Ce monologue en ma tête pèse déjà sur le
couvercle de l'urne. Etant si bien assis, je poursuis :
" Pas plus qu'un nombre d'heures de travail n'a à s'approprier la valeur d'un produit, un nombre de voix ne devrait pouvoir déterminer
une raison. Il est navrant qu'une marchandise et un député
se valorisent de la sorte. C'est bien ainsi que le suffrage universel
a pris la forme d'un marché particulier, à la façon
d'un signe se substituant à la chose désignée,
d'une monnaie spéculative prenant la place du travail ou de son
produit. Qu'une idée, qu'un citoyen, gagne ou perde en mérite
exclusivement par la grâce d'un rassemblement numérique
quelconque - majoritaire ou minoritaire, qu'importe -, voilà
qui constitue une convention de caractère prélogique,
non !? Car la base majoritaire et d'opinions confondues est dès
lors dirigée, post-électoralement, par un sommet minoritaire.

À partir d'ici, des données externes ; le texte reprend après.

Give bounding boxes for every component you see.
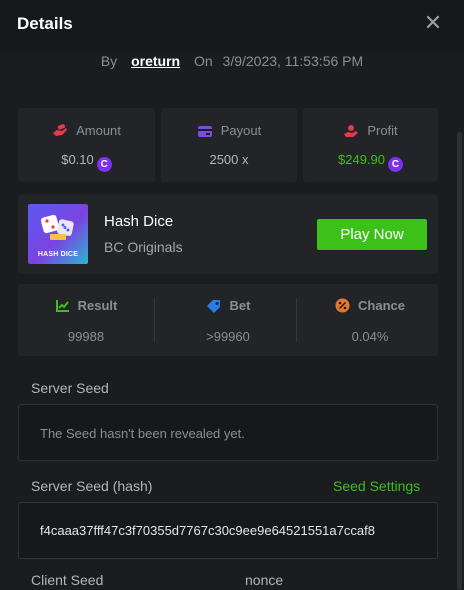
amount-card: Amount $0.10 C <box>18 108 155 182</box>
by-label: By <box>100 53 118 69</box>
close-icon[interactable]: ✕ <box>422 12 444 34</box>
chance-label: Chance <box>358 298 405 313</box>
result-value: 99988 <box>67 329 105 344</box>
play-now-button[interactable]: Play Now <box>317 219 427 250</box>
bet-label: Bet <box>229 298 251 313</box>
nonce-label: nonce <box>245 572 284 588</box>
game-card: HASH DICE Hash Dice BC Originals Play No… <box>18 194 438 274</box>
result-column: Result 99988 <box>18 284 154 356</box>
profit-label: Profit <box>367 123 398 138</box>
scrollbar[interactable] <box>457 132 462 590</box>
chance-column: Chance 0.04% <box>302 284 438 356</box>
divider <box>296 298 297 342</box>
server-seed-hash-label: Server Seed (hash) <box>31 478 153 494</box>
bet-value: >99960 <box>206 329 250 344</box>
modal-title: Details <box>17 14 73 33</box>
amount-value: $0.10 <box>61 152 94 167</box>
payout-label: Payout <box>220 123 262 138</box>
server-seed-hash-value: f4caaa37fff47c3f70355d7767c30c9ee9e64521… <box>40 523 375 538</box>
on-label: On <box>193 53 213 69</box>
dice-icon <box>40 214 74 240</box>
bet-tag-icon <box>206 300 220 313</box>
game-thumbnail[interactable]: HASH DICE <box>28 204 88 264</box>
profit-value: $249.90 <box>338 152 385 167</box>
payout-card-icon <box>197 126 212 137</box>
coin-icon: C <box>96 157 112 172</box>
username-link[interactable]: oreturn <box>131 53 180 69</box>
chance-percent-icon <box>335 298 350 313</box>
server-seed-label: Server Seed <box>31 380 109 396</box>
amount-label: Amount <box>76 123 121 138</box>
thumbnail-label: HASH DICE <box>37 251 79 258</box>
modal-header: Details ✕ <box>0 0 464 52</box>
server-seed-hash-field[interactable]: f4caaa37fff47c3f70355d7767c30c9ee9e64521… <box>18 502 438 559</box>
result-chart-icon <box>55 300 69 312</box>
chance-value: 0.04% <box>351 329 389 344</box>
bet-meta: By oreturn On 3/9/2023, 11:53:56 PM <box>0 53 464 69</box>
result-card: Result 99988 Bet >99960 Chance 0.04% <box>18 284 438 356</box>
client-seed-label: Client Seed <box>31 572 104 588</box>
game-name[interactable]: Hash Dice <box>104 213 173 230</box>
result-label: Result <box>77 298 118 313</box>
bet-column: Bet >99960 <box>160 284 296 356</box>
game-provider: BC Originals <box>104 239 183 255</box>
profit-card: Profit $249.90 C <box>303 108 438 182</box>
amount-hand-icon <box>53 124 68 136</box>
server-seed-value: The Seed hasn't been revealed yet. <box>40 426 245 441</box>
payout-card: Payout 2500 x <box>161 108 297 182</box>
seed-settings-link[interactable]: Seed Settings <box>333 478 420 494</box>
coin-icon: C <box>388 157 403 172</box>
payout-value: 2500 x <box>209 152 249 167</box>
profit-hand-icon <box>344 125 359 137</box>
divider <box>154 298 155 342</box>
server-seed-field[interactable]: The Seed hasn't been revealed yet. <box>18 404 438 461</box>
bet-datetime: 3/9/2023, 11:53:56 PM <box>222 53 364 69</box>
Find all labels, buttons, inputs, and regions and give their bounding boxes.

Et la moindre association de pêche peut même déjà
être imbue de quelque prérogative tutélaire, simplement
du fait d'une présidence abusivement sortie d'un suffrage. Une
telle subordination représentative se renforce à mesure
que l'on monte vers la raison d'Etat, par subrogation hiérarchique
de raisons personnelles. "
Je me suis soulevé juste un peu par-dessus l'urne et aussitôt
des voix s'échappent de dedans :
" - Tu bouscules des principes républicains. Tu te détaches
des lois constitutionnelles. Tu portes atteinte à la démocratie.
"
Je réponds : " Non ! ...Ce sont ces principes qui se sont
séparés de nous, citoyens, et ce sont ces lois qui se
retournent maintenant contre vous ! Nous élisons notre propre
démission, notre irresponsabilisation, par la représentation,
avec cette démocratie-là ! Car ce devoir constitue un
substitut de droit, à donner du pouvoir, non à le déléguer.
Et ce que l'on fait alors se rend visible sans se voir; et ce que je
dis ainsi s'écoute sans s'entendre.
Les demeures institutionnelles renferment une bureaucratie dite démocratique
et qui se caractérise par un formalisme écrit, une manipulation
d'argent accumulé, partout, dans leur fondation législative,
studieuse, parlementaire, gouvernementale. La constitution nationale
s'ébranle. De l'école laïque à la justice,
tous les corps de sécurité se gardent à présent
de la nation, tiennent à des privilèges de vaincus,au
retour de guerre et de bataille perdues, sur des champs de tranchées
et d'idées rangées. L'on commémore ceux qui y sont
tombés, l'on ne suit plus ceux qui osent encore se lever. Les
puissants font dans la terreur et communiquent leur peur.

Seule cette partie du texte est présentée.